Dr. Coates: Yes, if a patient has a matched sibling donor, we strongly recommend that approach. However, even if there is a perfectly matched sibling, there remains a 3% to 5% risk of transplant-related mortality. For most parents of young children with beta thalassemia, the only acceptable number is zero percent. Adequate management with transfusion and iron control gives the patient and his family the time and opportunity to discuss options.
Dr. Thompson: Any of these cures has a cost. In addition to the risk of transplant-related mortality, all curative approaches carry the risk of infertility.
No matter what kind of transplant – gene therapy, alloHCT, or autologous hematopoietic cell transplantation – infertility is still a burden we are not able to alleviate. I am encouraged by some of the progress in fertility cryopreservation in young children, but this is still experimental. In our experience, if fertility is a high priority, parents of children with sibling matches have deferred transplant to ensure that they allow the child time to participate in that decision.
Dr. Coates: Another concern about gene therapy are the less-exciting outcomes seen in patients with the ß0 genotype, compared with those in patients with the ß+ genotype. We also have seen that some patients who receive gene therapy are developing thalassemia intermedia instead, when only sporadic or no transfusions are required. These represent some of the most complicated patients to follow, even for physicians with extensive experience in managing thalassemias.
If patients undergo gene therapy and their hemoglobin levels are at 11 or 12 g/dL, I anticipate gene therapy will continue to provide long-term clinical benefit; however, if patients undergo gene therapy and their hemoglobin levels linger at 8 or 9 g/dL, they might develop the same long-term complications seen with thalassemia intermedia. In contrast, after a sibling or unrelated donor alloHCT, patients essentially no longer have thalassemia.
Dr. Thompson: We have managed a fair number of patients who have thalassemia intermedia, and I am struck by how severely their quality of life worsens over time compared with some of our patients with transfusion-dependent thalassemia – irrespective of transplantation. As we look to improve gene therapy, it must be with the intent to normalize hemoglobin and iron homeostasis. Without achieving those goals, we may see improvements in terms of scientific measures, but we will fall short in terms of clinical improvement.

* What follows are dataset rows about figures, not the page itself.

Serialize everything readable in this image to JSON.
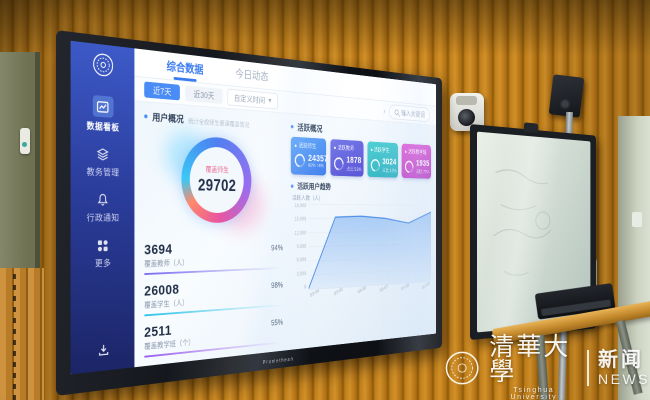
{
  "scene": {
    "screen_brand": "Promethean",
    "watermark": {
      "university_cn": "清華大學",
      "university_en": "Tsinghua University",
      "news_cn": "新闻",
      "news_en": "NEWS"
    }
  },
  "dashboard": {
    "sidebar": {
      "items": [
        {
          "label": "数据看板",
          "icon": "chart-icon"
        },
        {
          "label": "教务管理",
          "icon": "layers-icon"
        },
        {
          "label": "行政通知",
          "icon": "bell-icon"
        },
        {
          "label": "更多",
          "icon": "grid-icon"
        }
      ]
    },
    "tabs": [
      {
        "label": "综合数据"
      },
      {
        "label": "今日动态"
      }
    ],
    "filters": {
      "range7": "近7天",
      "range30": "近30天",
      "select": "自定义时间",
      "caret": "▾",
      "more": "›",
      "search": "输入关键词"
    },
    "user_overview": {
      "title": "用户概况",
      "subtitle": "统计全校师生慕课覆盖情况",
      "donut": {
        "label": "覆盖师生",
        "value": "29702"
      },
      "stats": [
        {
          "value": "3694",
          "label": "覆盖教师（人）",
          "percent": "94%",
          "color": "#7b6cf0"
        },
        {
          "value": "26008",
          "label": "覆盖学生（人）",
          "percent": "98%",
          "color": "#2fc4e8"
        },
        {
          "value": "2511",
          "label": "覆盖教学班（个）",
          "percent": "55%",
          "color": "#9a5cf0"
        }
      ]
    },
    "active_overview": {
      "title": "活跃概况",
      "cards": [
        {
          "title": "活跃师生",
          "value": "24357",
          "sub": "80% ↑4%",
          "color1": "#58a3f8",
          "color2": "#3f7ced"
        },
        {
          "title": "活跃教师",
          "value": "1878",
          "sub": "占比 51%",
          "color1": "#7579e8",
          "color2": "#5a55d6"
        },
        {
          "title": "活跃学生",
          "value": "3024",
          "sub": "占比 12%",
          "color1": "#4fd0d4",
          "color2": "#35b2c2"
        },
        {
          "title": "活跃教学班",
          "value": "1935",
          "sub": "占比 77%",
          "color1": "#e060d8",
          "color2": "#b846c8"
        }
      ]
    },
    "trend": {
      "title": "活跃用户趋势",
      "ylabel": "活跃人数（人）"
    }
  },
  "chart_data": {
    "type": "area",
    "title": "活跃用户趋势",
    "ylabel": "活跃人数（人）",
    "x": [
      "03-04",
      "03-05",
      "03-06",
      "03-07",
      "03-08",
      "03-09"
    ],
    "values": [
      300,
      15200,
      15400,
      14900,
      13800,
      16300
    ],
    "ylim": [
      0,
      18000
    ],
    "yticks": [
      "18,000",
      "15,000",
      "12,000",
      "9,000",
      "6,000",
      "3,000",
      "0"
    ],
    "grid": true,
    "fill": "#6fa8f0",
    "stroke": "#4f8fe8"
  }
}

Dr. Coates: Thalassemia intermedia brings me to another topic: the current enthusiasm for luspatercept.3 This drug is thought to work by inhibiting ineffective erythropoiesis. The BELIEVE trial showed that it was efficacious in transfusion-dependent patients, meeting all major transfusion burden–related endpoints. Data from the preliminary studies in non–transfusion-dependent patients also are quite exciting, showing that, while the approach did not cure the disease, it markedly improved disease burden – particularly in those with hemoglobin levels of 8 to 9 g/dL.4
Again, this is a huge problem in the U.S. because patients with non–transfusion-dependent beta thalassemia are often not recognized as having thalassemia by many hematologists or general practitioners. Luspatercept will probably be an exciting option for them, but I wonder what effect luspatercept would have on patients with hemoglobin levels of 8 or 9 g/dL who have received gene therapy.